ABOUT A QUARTER OF PEOPLE who are diagnosed with ductal carcinoma in situ (DCIS) will be diagnosed again, but a new study has found that some of these second diagnoses will not be related to the first cancer, changing how doctors should think about treatment. The findings, presented April 10 as part of the American Association for Cancer Research (AACR) Annual Meeting 2022, suggest that sequencing the DNA of recurrent DCIS could identify people who have a second cancer diagnosis unrelated to the first and suggest other tests and treatment options. (The AACR publishes Cancer Today.)

DCIS is a noninvasive precancer in the milk ducts that, left untreated, can develop into invasive breast cancer. According to presenter Tanjina Kader, a researcher from the Peter MacCallum Cancer Centre in Melbourne, Australia, about 25% of DCIS cases treated with surgery and sometimes radiation will return. About half of those recurrences will be invasive breast cancer. This study looked into cases where patients were diagnosed again with DCIS to understand who might be at risk of developing breast cancer.

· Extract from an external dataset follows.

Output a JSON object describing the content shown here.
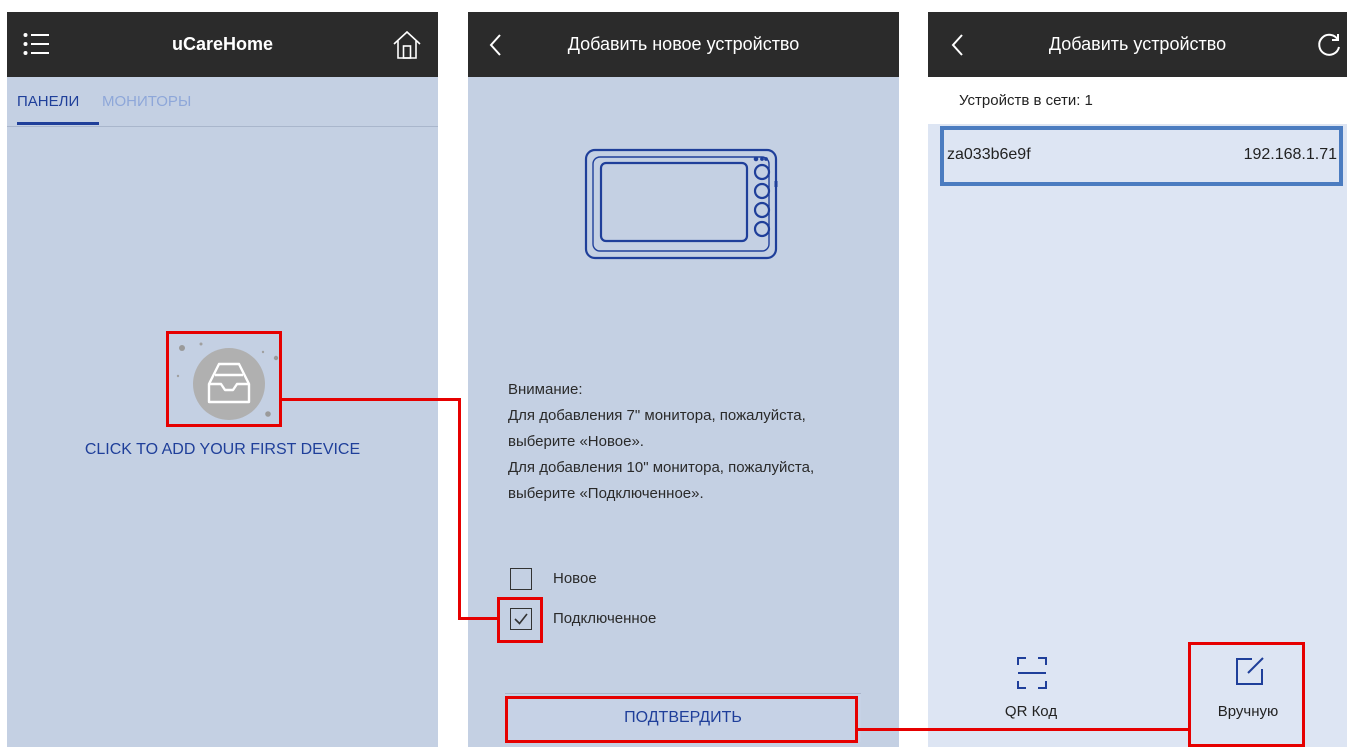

Kader said the current treatment standard assumes that if a person with DCIS develops it again in the same breast, the cases are related. As in the first instance of DCIS, they are treated with surgery and in some cases radiation.

This study, which looked at the DNA taken from DCIS lesions in 67 people who had recurrences, found that while most lesions shared genetic characteristics with the first case of DCIS, the diagnoses were unrelated in 18% of people.

“These findings can influence how patients are managed in the clinic,” Kader said in a news release. The development of a second lesion unrelated to the first could suggest that a person is at a higher risk of developing cancer, perhaps because of an inherited gene mutation. For these patients, it may be helpful to refer them to genetic counseling to see if they have an inherited risk of cancer, or to discuss other treatment options like preventive mastectomy, Kader said.

The study also profiled the DCIS lesions using biomarkers that are associated with an increased risk of cancer and found that these second cases of DCIS were similar to cases where the person had one diagnosis of DCIS that never returned. Kader said this raises the possibility that using biomarkers only to direct therapy could result in missing people who may have higher risks of developing invasive breast cancer.

“The fact that these patients did not have one of the genetic events that are more common in recurring DCIS would suggest that their risk was low, leading to undertreatment,” Kader said.

Further research should look into how and why DCIS develops into cancer, Kader said. These findings suggest there is more to know about cases where DCIS returns. Kader suggested that physicians making future treatment decisions should not view all DCIS recurrences as the same but should consider what cases have developed independently and whether other preventive treatment options are appropriate.​​​​

Eric Fitzsimmons is an editor at Cancer Today.